Well, that was the first time I ever heard about that. I’ve never actually talked to anyone from the NSA. There was a group of us [technology executives] who visited President Obama to talk about this stuff, and PRISM was just one thing, there were all these other reports—Google and other companies getting hacked into—and so yeah, it was pretty shocking. It’s frustrating all around. It’s not fun to sort of wake up and hear that these things are happening. All my stuff is in Dropbox, too. I don’t want anyone else looking at it. We care about these things.
What methods have you found to be the most successful for engaging software engineers who are not on the market? How do you recruit people already firmly fixed in a company?
Very good people, whether engineers or otherwise, are almost never looking for a job. And there’s always some reason why like now is not the right time, or they just started something, or started a new job. There are usually a hundred reasons to say no to even considering something new.

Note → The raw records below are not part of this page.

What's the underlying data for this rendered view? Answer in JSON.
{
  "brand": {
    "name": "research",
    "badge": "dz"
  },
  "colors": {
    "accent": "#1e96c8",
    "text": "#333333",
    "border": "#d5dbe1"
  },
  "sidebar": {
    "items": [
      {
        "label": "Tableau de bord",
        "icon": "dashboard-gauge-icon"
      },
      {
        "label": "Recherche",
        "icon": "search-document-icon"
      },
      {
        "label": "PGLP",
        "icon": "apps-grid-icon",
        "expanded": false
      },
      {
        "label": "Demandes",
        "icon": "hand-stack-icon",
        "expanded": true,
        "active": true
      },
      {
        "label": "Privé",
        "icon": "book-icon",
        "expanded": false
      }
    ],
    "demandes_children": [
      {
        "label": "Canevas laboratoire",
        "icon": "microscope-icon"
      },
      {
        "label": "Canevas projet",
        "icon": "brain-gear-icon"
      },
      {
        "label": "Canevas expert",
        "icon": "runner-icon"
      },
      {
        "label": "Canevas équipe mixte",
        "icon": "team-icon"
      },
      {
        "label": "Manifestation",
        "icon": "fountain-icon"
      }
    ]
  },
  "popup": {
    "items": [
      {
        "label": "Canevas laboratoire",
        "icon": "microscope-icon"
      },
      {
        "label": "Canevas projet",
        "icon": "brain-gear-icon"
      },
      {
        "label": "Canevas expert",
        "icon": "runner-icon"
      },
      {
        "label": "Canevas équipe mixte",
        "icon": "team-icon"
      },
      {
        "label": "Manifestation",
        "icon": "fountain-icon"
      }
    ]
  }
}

And so that’s where we think about techniques to get around that. Really it’s just staying on people. First you have to keep inventory of the best people you or your team has ever worked with. You don’t just hand them an offer letter and say “Just quit your job right now,” and you don’t just say, “Hey, will you interview?” because they’re just going to be like—“I feel weird,” because they’re not looking for another job. That’d be a strange next step to take.
But you bring them into your orbit, right? You have them swing by the office for drinks, do various things, and you introduce them to the company, and you sort of tastefully educate them on everything that’s going on in the company.
There’s a bunch of reasons we are excited about what we’re doing, and after we explain it to them, it’s pretty easy to get other people excited, too.
A question about malware. The syncing that you do is kind of marvelous and seamless and looks like magic. But it also can sync malware. Is there any way technically to stop that from happening?
We’re big believers in, like, “Do your thing really well.” There are a lot of great antivirus and antimalware tools out there. And most people are already using their favorite one. I think it’d be asking a lot to like foist something [on them]. So we kind of stuck to our knitting as far as that.
I think that’s also a challenge that’s not really native to Dropbox. Through Gmail you can also send bad stuff, or through Web browsing or through a thumb drive. There’s a whole bunch of different channels, so I don’t think Dropbox is unusual in that regard.
So, “Stick to your knitting.” Someone else’s problem.
There are a lot of good companies that solve that problem well.